The temperaments of the poems of Kenneth Patchen (1911-72) have a wide frequency: they are brave, mystical, honest, funny, smart, tender-hearted, indignant, earnest, absurd, resistant, interior, out of step.
The drummer, composer and bandleader John Hollenbeck's music has some of those traits too, and in What Is the Beautiful?, his Claudia Quintet puts a handful of Patchen's poems to music. Most of the record was commissioned by the University of Rochester, whose rare-books library is currently showing an exhibition of Patchen's graphic art; the poem pieces are broken up by a couple of instrumental ones that aren't directly related to Patchen.

Fitting music to verse can be tricky territory: if you literalize a poem with musical gestures, you may be taking away its mysteries and killing it. But Mr. Hollenbeck's work generally gives listeners something concrete — an effect or an event or a process in the music — without becoming condescending or obvious. Here he has paid sensitive attention to the words and moods of the Patchen poems.

Sometimes that simply means that musicians mimic the words rhythm and melody, as happens in “Showtime” and “Do Me That Love,” or their meaning, as in “Limpidity of Silence,” which is basically a classical-music piece that indeed involves a lot of limpidity and silence. (A lot of tension too.) But sometimes it means much more. With the singer Kurt Elling reading some texts, and Theo Bleckmann singing others, Mr. Hollenbeck respects how the poems begin, modulate and end. As much as possible, he has let the poems write the music for him.

The title track, with the poem excellently read over the music by Mr. Elling, is a good example, probably the best. The first four stanzas are short and fairly similar in shape, and the strange and slowly accumulating group sound, with accordion and vibraphone, cymbals and bowed bass, repeats a figure accordingly. Later, longer stanzas contain arcs of momentum, which the music mimics with rising lines. At the end of every stanza comes the word pause, followed by and begin again, which of course likewise happens in the music.

Then drums and piano trickle in, through a series of repeated questions: “Will the shapes of evil fall? / Will the lives of men grow clean? / Will the power be for good?”

There is steady rhythm and a few levels of harmonic motion from the different instruments, some repeated and steady, some wayward. (This is an expanded version of his Claudia Quintet, with the pianist Matt Mitchell as an extra member.) And the piece as a whole has its own cumulative momentum, its music becoming denser and broader, coming to a period of wordless collective improvisation in the middle.

For seven minutes, everything logically and constantly grows, until the chilling and unresolved end. It's a piece with a lot of improvisation, one that takes a lot of cues from its literary source, but at the same time it's a marvel of composition.
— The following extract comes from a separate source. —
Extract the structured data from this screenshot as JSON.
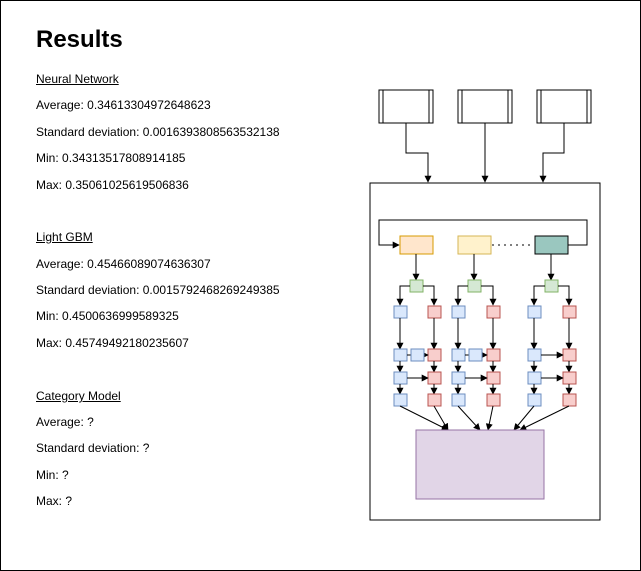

There are some less good examples. Mr. Elling is a great singer who sometimes explores his sense of humor a little too much; he s the same way as a reader, rendering “Opening the Window” with what sounds like an exaggeration of Patchen's own woozy baritone (which you can hear on recordings from the late 1950s). He abandons the clarity he achieved in the title track; instead he becomes jokey and too knowing. But this comes at the end of the album, and so much good has been achieved by then that it seems forgivable.